When Common Sense and Standardization Conflict
Every workplace has rules. Rules are often put into place to help standardize practices, keep employees safe, and to simply help keep order within the general workplace. However, what happens when standardized rules just don’t seem to align with common sense answers? Even though rules and standards are put into place for a reason, they are not always the only answer to each and every situation. Sometimes different situations call for different responses or the utilization of common sense.
Common Sense versus Standardization
Take these scenarios into consideration and be the judge of whether the standardized rules should be followed or simple common sense.
- A worker in die-casting is on his way to a duty-free lunch break and notices that a forklift is leaking some sort of fluid as it is traveling through the warehouse. The employee understands that he does not work with forklifts and does not know much about them; however, he does know that it is not normal for a forklift to leak such fluid. Technically, the employee should not have to report the fluid leak as he is on a duty-free lunch break and on top of it he doesn’t even work with forklifts. Nonetheless, his common sense tells him to flag down the forklift operator to inform him or her of the fluid leak as the leak could lead to serious slips and falls and even damage the forklift itself.
Should common sense or standardization hold precedence in this situation?
- A police officer is working an overnight shift and is instructed to patrol a specified area as per the police chief’s instructions. However, as he is patrolling the designated area he spots some suspicious activity going on a few blocks away. After a bit of observation the police officer continues to follow the individuals into another area. The officer has reason to believe that the individuals may be under the influence of drugs or alcohol and may be trying to break into houses. The officer is now at a crossroads, should he call for back-up and intervene on the people who are engaging in suspicious activity or should he simply turn his back and instead follow the police chief’s strict instructions to patrol only a specific area?
Standardization would insist that the police officer follow the police chief’s initial instructions and continue to patrol only the specified area, while common sense would say to intervene on the suspicious activity which is happening out of the defined patrol area.

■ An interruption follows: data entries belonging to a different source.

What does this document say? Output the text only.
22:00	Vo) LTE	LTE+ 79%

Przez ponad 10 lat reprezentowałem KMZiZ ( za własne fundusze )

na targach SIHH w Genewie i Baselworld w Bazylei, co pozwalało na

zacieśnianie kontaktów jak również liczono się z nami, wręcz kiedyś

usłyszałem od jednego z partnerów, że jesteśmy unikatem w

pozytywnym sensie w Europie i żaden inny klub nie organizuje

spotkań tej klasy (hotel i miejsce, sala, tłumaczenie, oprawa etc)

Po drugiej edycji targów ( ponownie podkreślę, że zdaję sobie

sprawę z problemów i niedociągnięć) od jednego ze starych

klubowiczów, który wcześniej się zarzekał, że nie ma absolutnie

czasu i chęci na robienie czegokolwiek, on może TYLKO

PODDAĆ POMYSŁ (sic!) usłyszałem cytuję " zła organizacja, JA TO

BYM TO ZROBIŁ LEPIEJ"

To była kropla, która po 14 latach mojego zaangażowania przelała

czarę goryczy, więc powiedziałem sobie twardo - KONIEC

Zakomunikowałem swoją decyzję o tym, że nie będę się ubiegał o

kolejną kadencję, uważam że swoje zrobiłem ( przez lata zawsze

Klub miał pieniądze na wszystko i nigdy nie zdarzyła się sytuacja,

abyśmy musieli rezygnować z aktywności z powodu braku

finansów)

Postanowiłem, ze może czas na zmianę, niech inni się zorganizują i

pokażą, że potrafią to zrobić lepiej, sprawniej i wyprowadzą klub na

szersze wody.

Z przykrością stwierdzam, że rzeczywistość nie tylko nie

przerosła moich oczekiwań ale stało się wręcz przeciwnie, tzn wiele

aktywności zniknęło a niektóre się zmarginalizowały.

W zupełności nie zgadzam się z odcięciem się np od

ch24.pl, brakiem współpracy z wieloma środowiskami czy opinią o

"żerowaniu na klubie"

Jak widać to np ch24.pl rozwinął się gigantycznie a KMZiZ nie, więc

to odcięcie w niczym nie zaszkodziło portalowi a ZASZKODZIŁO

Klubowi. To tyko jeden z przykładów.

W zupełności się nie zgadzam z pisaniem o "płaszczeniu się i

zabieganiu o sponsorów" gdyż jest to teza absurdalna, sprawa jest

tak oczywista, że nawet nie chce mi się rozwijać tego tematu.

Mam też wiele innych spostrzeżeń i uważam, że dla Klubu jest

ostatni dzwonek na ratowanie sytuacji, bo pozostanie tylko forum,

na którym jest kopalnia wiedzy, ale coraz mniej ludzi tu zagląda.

Standardized rules and practices should be considered as more of a guide. They should be followed as long as they seem applicable and prudent. For instance, if there is a rule about using appropriate PPE to enter an area, by all means do so. This safety rule is in place to provide protection against harm. However, just because specific rules and practices are in place does not mean that all common sense should just be thrown out the window. Common sense is a built in innate quality that usually supersedes all thoughts and actions. Common sense provides protection to people when they encounter uncertain circumstances and also helps people to act quickly when faced with emergency situations.
Don’t take common sense for granted as it is a powerful force to help provide protection and skills when necessary. However, the simple fact is that common sense and standardized rules can live harmoniously together. It does not have to be one way or the other, instead it is usually best follow the rules and use common sense as seen necessary.